To welcome the first lady and her delegation, Taiwan's representative to Germany Hu Wei-jen (胡為真) threw a dinner party on Wednesday night.

When Wu gave her speech, she first thanked the Taiwanese residing in Germany for their generous donations and efforts toward Taiwan's appeal for World Health Organization membership, and SARS prevention and relief.

She then stressed that it was her third time to travel to Berlin -- she had been there once before the fall of the Berlin Wall and once after.

This time it was even more meaningful because she came as the first lady.

Wu's speech earned rounds of applause from the audience. Taiwanese entrepreneurs and citizens, National Palace Museum staff in charge of the exhibition and some scholars in the dinner party joined Wu.

About 120 guests attended the event.

Wu interacted with other guests, and her humorous talk often initiated roars of laughter.

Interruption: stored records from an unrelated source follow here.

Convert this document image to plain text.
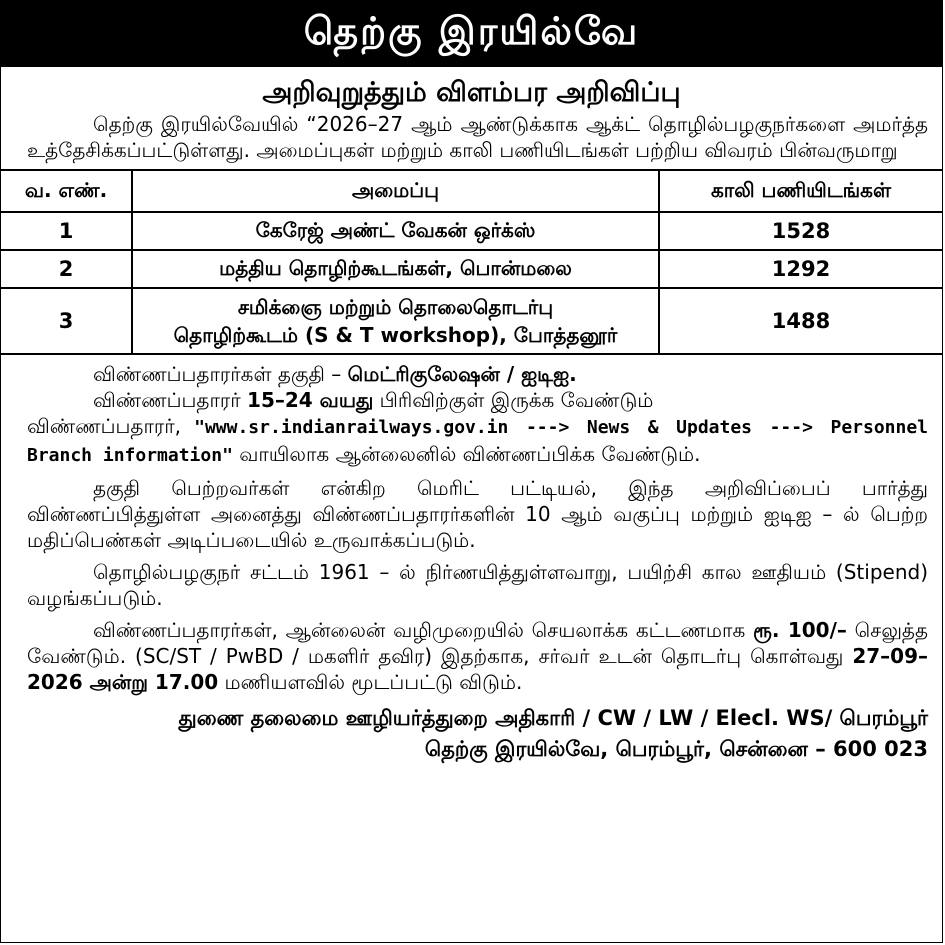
தெற்கு இரயில்வே
அறிவுறுத்தும் விளம்பர அறிவிப்பு

தெற்கு இரயில்வேயில் “2026–27 ஆம் ஆண்டுக்காக ஆக்ட் தொழில்பழகுநர்களை அமர்த்த உத்தேசிக்கப்பட்டுள்ளது. அமைப்புகள் மற்றும் காலி பணியிடங்கள் பற்றிய விவரம் பின்வருமாறு

வ. எண்.	அமைப்பு	காலி பணியிடங்கள்
1	கேரேஜ் அண்ட் வேகன் ஒர்க்ஸ்	1528
2	மத்திய தொழிற்கூடங்கள், பொன்மலை	1292
3	சமிக்ஞை மற்றும் தொலைதொடர்பு
தொழிற்கூடம் (S & T workshop), போத்தனூர்	1488

விண்ணப்பதாரர்கள் தகுதி – மெட்ரிகுலேஷன் / ஐடிஐ.

விண்ணப்பதாரர் 15–24 வயது பிரிவிற்குள் இருக்க வேண்டும்

விண்ணப்பதாரர், "www.sr.indianrailways.gov.in ---> News & Updates ---> Personnel Branch information" வாயிலாக ஆன்லைனில் விண்ணப்பிக்க வேண்டும்.

தகுதி பெற்றவர்கள் என்கிற மெரிட் பட்டியல், இந்த அறிவிப்பைப் பார்த்து விண்ணப்பித்துள்ள அனைத்து விண்ணப்பதாரர்களின் 10 ஆம் வகுப்பு மற்றும் ஐடிஐ – ல் பெற்ற மதிப்பெண்கள் அடிப்படையில் உருவாக்கப்படும்.

தொழில்பழகுநர் சட்டம் 1961 – ல் நிர்ணயித்துள்ளவாறு, பயிற்சி கால ஊதியம் (Stipend) வழங்கப்படும்.

விண்ணப்பதாரர்கள், ஆன்லைன் வழிமுறையில் செயலாக்க கட்டணமாக ரூ. 100/– செலுத்த வேண்டும். (SC/ST / PwBD / மகளிர் தவிர) இதற்காக, சர்வர் உடன் தொடர்பு கொள்வது 27–09–2026 அன்று 17.00 மணியளவில் மூடப்பட்டு விடும்.

துணை தலைமை ஊழியர்த்துறை அதிகாரி / CW / LW / Elecl. WS/ பெரம்பூர்
தெற்கு இரயில்வே, பெரம்பூர், சென்னை – 600 023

Although she endured a 13-hour flight, Wu looked spirited while participating in various activities during the day, and was in good condition.

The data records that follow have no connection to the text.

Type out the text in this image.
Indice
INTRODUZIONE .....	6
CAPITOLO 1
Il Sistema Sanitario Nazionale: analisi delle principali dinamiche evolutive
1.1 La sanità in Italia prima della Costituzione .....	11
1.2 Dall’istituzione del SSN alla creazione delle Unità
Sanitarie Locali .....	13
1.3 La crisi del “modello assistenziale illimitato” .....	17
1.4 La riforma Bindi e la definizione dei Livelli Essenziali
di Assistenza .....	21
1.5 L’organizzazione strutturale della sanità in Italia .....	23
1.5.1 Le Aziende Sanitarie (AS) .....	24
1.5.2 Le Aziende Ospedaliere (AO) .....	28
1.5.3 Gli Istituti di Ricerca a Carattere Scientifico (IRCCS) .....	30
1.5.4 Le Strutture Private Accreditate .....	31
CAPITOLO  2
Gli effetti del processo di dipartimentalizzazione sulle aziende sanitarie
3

Wu visited the German parliament in the morning, accompanied and guided by deputy parliament speaker Hermann Otto Soles.

She had lunch with the parliament's Taiwan Caucus chairman Dr. Klaus Rose and several other members of the parliament.

Wu talked about her experiences as a legislator, and she expressed gratitude to the government to these German friends' efforts in helping Taiwan join the WHO.

In the evening, Wu host the opening party for the National Museum Palace exhibition at the Altes Museum.

Present at the occasion were curators from other major European museums and prominent artists.

The German host also arranged a performance of traditional Chinese dragon and lion dances by local Taiwanese, and Wu tipped the performers according to the tradition.